Physics > Fluid Dynamics
[Submitted on 12 Dec 2025]
Title:On the Markovian assumption in near-wall turbulence: The case of particle resuspension
View PDFAbstract:We investigate the validity of the Markovian assumption in modeling near-wall turbulence by analyzing the detachment of micron-sized particles from the viscous sublayer. By coupling direct numerical simulations with a fractional Ornstein-Uhlenbeck process, we demonstrate that while wall shear stress events follow Poissonian occurrence statistics, their internal dynamics exhibit strong temporal persistence (Hurst exponent $H \approx 0.84$), indicating non-Markovian memory. We reveal that the successful predictions of Markovian resuspension models stems from their free parameter acting as a phenomenological surrogate for flow memory.

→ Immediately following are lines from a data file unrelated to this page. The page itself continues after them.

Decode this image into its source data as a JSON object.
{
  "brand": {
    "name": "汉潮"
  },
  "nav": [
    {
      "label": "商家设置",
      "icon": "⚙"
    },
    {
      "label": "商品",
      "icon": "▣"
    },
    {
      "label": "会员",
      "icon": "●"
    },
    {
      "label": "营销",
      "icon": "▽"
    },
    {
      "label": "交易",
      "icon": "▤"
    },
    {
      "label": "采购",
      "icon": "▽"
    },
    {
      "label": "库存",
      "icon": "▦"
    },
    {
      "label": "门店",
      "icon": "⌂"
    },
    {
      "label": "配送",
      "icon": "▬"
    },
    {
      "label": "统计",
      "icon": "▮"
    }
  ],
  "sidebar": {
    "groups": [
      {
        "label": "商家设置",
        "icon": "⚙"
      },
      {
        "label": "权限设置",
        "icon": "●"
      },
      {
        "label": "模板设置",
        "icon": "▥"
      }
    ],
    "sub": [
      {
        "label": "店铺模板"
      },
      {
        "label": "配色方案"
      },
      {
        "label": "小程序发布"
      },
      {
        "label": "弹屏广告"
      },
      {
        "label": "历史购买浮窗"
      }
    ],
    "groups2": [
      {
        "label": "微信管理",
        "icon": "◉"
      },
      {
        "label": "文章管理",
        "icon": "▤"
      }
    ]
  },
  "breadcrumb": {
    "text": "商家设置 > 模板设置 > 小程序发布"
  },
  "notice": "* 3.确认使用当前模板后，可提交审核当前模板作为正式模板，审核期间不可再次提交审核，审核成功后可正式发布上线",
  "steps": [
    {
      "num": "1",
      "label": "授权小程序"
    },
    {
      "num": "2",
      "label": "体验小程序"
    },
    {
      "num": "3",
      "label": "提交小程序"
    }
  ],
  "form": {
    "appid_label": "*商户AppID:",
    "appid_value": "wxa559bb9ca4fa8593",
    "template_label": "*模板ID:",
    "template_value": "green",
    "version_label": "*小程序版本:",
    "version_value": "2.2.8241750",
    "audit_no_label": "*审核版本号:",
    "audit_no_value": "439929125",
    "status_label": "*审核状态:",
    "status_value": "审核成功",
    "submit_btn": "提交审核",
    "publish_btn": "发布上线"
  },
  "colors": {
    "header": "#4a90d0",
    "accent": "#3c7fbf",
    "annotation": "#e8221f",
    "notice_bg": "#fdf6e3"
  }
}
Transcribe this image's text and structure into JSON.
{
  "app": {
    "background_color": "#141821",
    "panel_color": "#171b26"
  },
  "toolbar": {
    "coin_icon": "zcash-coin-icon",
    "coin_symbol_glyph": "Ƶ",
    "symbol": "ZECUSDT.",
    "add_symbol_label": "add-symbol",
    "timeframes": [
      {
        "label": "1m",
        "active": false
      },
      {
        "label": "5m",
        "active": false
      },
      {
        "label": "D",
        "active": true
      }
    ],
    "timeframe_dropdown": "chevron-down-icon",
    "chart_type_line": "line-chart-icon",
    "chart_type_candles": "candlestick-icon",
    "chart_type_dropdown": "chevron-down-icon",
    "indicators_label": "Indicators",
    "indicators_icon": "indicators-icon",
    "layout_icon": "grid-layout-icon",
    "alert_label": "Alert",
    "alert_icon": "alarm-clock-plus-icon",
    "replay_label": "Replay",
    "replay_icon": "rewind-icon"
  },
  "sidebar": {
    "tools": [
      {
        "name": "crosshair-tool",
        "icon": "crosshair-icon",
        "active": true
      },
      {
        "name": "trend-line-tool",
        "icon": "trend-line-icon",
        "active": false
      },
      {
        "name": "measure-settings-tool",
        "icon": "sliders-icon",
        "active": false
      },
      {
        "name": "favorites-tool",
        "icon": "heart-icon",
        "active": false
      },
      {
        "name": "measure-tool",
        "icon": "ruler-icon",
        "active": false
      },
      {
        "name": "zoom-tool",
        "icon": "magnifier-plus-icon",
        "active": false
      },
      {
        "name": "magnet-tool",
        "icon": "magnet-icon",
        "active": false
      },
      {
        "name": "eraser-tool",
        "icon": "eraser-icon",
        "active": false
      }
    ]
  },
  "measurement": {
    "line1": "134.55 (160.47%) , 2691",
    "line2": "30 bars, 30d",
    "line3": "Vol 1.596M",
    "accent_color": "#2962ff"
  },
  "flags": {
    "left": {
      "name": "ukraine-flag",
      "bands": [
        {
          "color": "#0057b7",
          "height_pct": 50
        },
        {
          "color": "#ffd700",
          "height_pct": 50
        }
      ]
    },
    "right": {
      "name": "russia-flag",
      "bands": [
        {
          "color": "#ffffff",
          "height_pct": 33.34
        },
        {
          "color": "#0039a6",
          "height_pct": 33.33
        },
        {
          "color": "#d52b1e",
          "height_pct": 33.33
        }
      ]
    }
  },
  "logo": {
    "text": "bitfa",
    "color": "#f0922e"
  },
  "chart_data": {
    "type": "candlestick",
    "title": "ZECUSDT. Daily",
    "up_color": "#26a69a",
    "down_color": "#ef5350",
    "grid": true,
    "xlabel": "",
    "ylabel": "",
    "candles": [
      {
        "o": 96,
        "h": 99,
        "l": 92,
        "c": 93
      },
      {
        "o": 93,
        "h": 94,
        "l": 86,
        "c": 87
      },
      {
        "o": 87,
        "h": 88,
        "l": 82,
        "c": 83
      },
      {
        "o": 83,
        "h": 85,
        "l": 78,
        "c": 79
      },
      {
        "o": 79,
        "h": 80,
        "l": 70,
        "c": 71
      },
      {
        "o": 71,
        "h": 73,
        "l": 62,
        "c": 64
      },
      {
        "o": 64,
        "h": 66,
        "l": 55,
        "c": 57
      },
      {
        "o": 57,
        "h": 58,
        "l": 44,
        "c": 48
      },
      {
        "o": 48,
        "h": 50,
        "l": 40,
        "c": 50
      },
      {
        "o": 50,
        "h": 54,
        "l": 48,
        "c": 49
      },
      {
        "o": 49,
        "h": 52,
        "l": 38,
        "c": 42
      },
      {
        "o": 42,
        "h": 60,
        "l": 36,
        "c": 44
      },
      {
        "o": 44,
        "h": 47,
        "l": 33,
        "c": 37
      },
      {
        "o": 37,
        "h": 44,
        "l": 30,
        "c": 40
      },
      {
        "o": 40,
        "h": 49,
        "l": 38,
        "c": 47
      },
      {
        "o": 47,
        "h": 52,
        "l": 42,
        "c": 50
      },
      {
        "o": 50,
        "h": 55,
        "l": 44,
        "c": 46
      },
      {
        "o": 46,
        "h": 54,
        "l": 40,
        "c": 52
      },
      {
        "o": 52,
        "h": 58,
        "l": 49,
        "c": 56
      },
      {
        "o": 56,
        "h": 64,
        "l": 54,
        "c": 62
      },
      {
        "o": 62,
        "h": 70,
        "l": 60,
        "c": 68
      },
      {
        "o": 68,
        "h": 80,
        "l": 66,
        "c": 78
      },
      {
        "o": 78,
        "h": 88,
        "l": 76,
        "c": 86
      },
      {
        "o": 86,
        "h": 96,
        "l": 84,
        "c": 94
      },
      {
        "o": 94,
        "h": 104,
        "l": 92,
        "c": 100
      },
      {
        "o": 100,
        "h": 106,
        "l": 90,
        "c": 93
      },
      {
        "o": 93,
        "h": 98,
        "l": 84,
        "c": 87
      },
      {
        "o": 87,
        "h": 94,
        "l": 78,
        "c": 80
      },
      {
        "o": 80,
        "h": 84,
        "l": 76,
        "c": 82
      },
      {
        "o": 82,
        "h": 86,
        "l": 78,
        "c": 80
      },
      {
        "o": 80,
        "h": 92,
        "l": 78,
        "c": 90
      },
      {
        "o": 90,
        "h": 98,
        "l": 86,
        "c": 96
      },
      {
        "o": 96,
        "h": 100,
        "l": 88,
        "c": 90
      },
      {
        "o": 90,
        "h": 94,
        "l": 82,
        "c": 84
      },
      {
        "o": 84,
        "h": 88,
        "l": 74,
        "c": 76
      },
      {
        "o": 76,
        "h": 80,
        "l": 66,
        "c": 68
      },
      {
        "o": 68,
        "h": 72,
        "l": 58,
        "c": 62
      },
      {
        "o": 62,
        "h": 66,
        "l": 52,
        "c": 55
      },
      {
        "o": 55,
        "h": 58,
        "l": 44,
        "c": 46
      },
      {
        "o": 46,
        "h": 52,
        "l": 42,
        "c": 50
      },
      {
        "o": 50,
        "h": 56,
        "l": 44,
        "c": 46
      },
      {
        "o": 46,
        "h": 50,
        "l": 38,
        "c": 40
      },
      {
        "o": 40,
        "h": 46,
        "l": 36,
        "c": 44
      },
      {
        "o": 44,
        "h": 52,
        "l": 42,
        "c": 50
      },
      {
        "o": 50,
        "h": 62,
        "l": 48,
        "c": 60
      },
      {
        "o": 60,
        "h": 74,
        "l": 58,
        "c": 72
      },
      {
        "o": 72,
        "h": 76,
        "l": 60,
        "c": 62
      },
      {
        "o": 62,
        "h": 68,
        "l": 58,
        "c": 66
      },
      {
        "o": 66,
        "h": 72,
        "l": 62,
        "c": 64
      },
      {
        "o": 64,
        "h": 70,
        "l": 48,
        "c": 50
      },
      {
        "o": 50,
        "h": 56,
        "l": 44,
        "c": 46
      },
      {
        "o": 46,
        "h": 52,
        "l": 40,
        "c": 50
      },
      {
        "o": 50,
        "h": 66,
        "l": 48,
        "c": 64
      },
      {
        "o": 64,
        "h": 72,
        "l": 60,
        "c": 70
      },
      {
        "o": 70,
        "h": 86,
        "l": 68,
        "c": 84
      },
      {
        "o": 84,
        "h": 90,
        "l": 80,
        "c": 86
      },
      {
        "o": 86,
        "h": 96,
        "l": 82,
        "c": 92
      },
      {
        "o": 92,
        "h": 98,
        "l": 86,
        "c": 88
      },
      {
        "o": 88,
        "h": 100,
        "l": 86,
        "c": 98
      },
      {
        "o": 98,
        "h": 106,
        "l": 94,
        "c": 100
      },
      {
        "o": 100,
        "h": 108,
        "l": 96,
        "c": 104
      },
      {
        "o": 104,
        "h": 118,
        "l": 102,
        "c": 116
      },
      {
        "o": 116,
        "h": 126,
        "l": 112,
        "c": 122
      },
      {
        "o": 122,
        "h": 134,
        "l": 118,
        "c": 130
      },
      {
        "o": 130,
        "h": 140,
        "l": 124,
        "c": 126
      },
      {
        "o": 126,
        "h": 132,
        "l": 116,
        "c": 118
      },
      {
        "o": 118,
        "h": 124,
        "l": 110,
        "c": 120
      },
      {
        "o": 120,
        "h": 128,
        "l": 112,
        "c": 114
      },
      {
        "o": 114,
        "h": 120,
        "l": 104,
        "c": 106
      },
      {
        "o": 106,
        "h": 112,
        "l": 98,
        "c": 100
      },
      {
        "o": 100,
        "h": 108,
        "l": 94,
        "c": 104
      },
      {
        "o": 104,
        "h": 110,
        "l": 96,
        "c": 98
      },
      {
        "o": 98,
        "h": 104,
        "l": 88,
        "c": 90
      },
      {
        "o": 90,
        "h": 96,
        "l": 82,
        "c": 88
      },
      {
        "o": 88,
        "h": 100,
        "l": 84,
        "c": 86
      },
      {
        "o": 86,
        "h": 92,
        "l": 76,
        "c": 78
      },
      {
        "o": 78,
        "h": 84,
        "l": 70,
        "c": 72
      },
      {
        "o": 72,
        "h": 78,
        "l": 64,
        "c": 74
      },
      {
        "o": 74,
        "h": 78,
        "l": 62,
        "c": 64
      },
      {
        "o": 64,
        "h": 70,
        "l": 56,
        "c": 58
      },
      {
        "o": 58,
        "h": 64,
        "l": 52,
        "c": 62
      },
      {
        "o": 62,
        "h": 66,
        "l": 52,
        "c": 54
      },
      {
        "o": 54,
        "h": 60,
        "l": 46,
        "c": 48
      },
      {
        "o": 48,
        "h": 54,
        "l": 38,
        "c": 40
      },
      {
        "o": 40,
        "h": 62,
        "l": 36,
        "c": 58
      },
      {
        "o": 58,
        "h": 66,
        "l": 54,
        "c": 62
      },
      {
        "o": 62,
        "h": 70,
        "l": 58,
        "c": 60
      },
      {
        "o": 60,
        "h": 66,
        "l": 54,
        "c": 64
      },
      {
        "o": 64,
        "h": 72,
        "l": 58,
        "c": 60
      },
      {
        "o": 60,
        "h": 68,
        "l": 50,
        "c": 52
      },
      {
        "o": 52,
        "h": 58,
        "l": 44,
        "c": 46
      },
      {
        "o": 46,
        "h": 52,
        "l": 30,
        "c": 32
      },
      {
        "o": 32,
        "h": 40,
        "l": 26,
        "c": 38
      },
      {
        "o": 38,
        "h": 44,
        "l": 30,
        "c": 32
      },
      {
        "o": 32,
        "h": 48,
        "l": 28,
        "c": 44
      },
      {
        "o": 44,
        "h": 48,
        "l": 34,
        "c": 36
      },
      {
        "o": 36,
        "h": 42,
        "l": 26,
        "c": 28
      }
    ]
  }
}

We further identify a critical regime transition governed by a wall shear stress events decay rate, $\lambda$. We identify a strong intermittency regime ($\lambda < 0.2$), where coherent structures exhibit extended temporal correlations that cannot be mimicked by white noise. Conversely, rapid decays ($\lambda > 0.2$) generate quasi-random fluctuations that justify the Markovian approximation. These findings offer a new perspective on the physical validity of classical stochastic modeling in wall-bounded flows.